Why it takes time to stay in balance: Defining the molecular timer of homeostatic plasticity and its power to regulate network activity and meta-plasticity

为什么需要时间来保持平衡：定义稳态可塑性的分子计时器及其调节网络活动和元可塑性的能力

• 批准号: 527326166
• 负责人: Professor Dr. Dirk Dietrich
• 金额: --
• 依托单位: Institut für Neuropathologie
• 依托单位国家: 德国
• 项目类别: Research Grants
• 资助国家: 德国
• 项目状态: 未结题
• 来源: https://gepris.dfg.de/gepris/projekt/527326166?language=en
• 关键词: Why; takes; time; stay; balance

For stable operation, neuronal networks in the brain need to keep a well-tuned balance between excitation and inhibition (E/I-balance). While an individuum is behaving, sleeping or learning there is a continuously changing stream of incoming information such that neuronal activity and synaptic weights in neuronal networks are permanently altered. Therefore, to maintain the E/I-balance it is not sufficient to just keep a corresponding number of excitatory and inhibitory synapses. Rather, to avoid that networks generate excessive activity or fall silent in response to changing input several forms of so-called homeostatic plasticity (HP) are in place. One hallmark of mammalian presynaptically mediated HP (PreHP) is the long time it takes to induce synaptic potentiation. Since its discovery, many molecular players and necessary structural rearrangements have been described. However, the focus of these studies has almost exclusively been to resolve the changes that have occurred once glutamate release is potentiated. Here, we address the hypothesis which is based on our preliminary findings that the slow time course of PreHP establishment is due to a molecular cascade of events in which each step depends on the successful completion of the previous one. Furthermore, we aim to experimentally address the interplay between homeostatic potentiation and other forms of plasticity and finally, we will examine the functional impact of chronic silencing PreHP to control global activity of neuronal networks. In summary, the results of our experiments will advance our understanding of the mechanisms underlying the establishment presynaptic homeostatic plasticity as well as of the interplay between this form of plasticity and neuronal network activity and meta-plasticity.
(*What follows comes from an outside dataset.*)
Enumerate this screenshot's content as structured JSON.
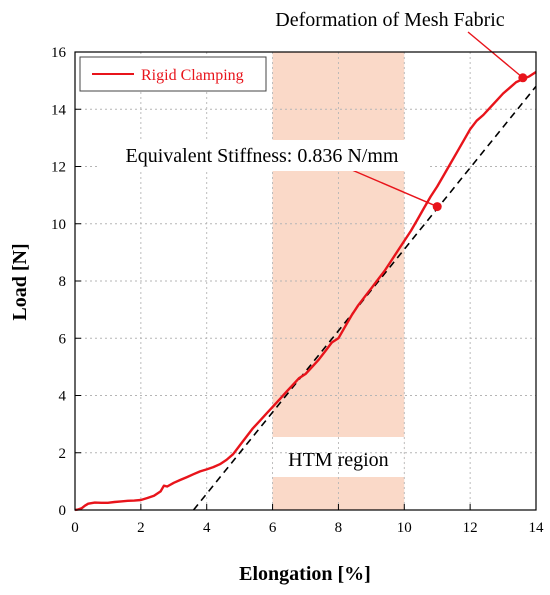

为了稳定运行，大脑中的神经元网络需要在兴奋和抑制之间保持良好的平衡(E/I平衡)。当个体在行为、睡眠或学习时，传入的信息流不断变化，从而使神经元网络中的神经元活动和突触权重永久改变。因此，为了维持E/I平衡，仅仅保持相应数量的兴奋性和抑制性突触是不够的。相反，为了避免网络在应对不断变化的输入时产生过度活跃或陷入沉默，有几种形式的所谓自我平衡可塑性(HP)已经到位。哺乳动物突触前介导的幽门螺杆菌(PreHP)的一个特点是诱导突触增强需要很长的时间。自从它被发现以来，已经描述了许多分子参与者和必要的结构重排。然而，这些研究的重点几乎完全集中在解决谷氨酸释放增强后发生的变化。在这里，我们讨论的假设是基于我们的初步发现，即前HP建立的缓慢时间过程是由于一系列事件的分子级联，其中每一步都依赖于前一步的成功完成。此外，我们的目标是从实验上解决内稳态增强和其他形式的可塑性之间的相互作用，最后，我们将研究慢性沉默PreHP对控制神经元网络全局活动的功能影响。综上所述，我们的实验结果将促进我们对突触前稳态可塑性建立的机制以及这种可塑性与神经元网络活动和元可塑性之间的相互作用的理解。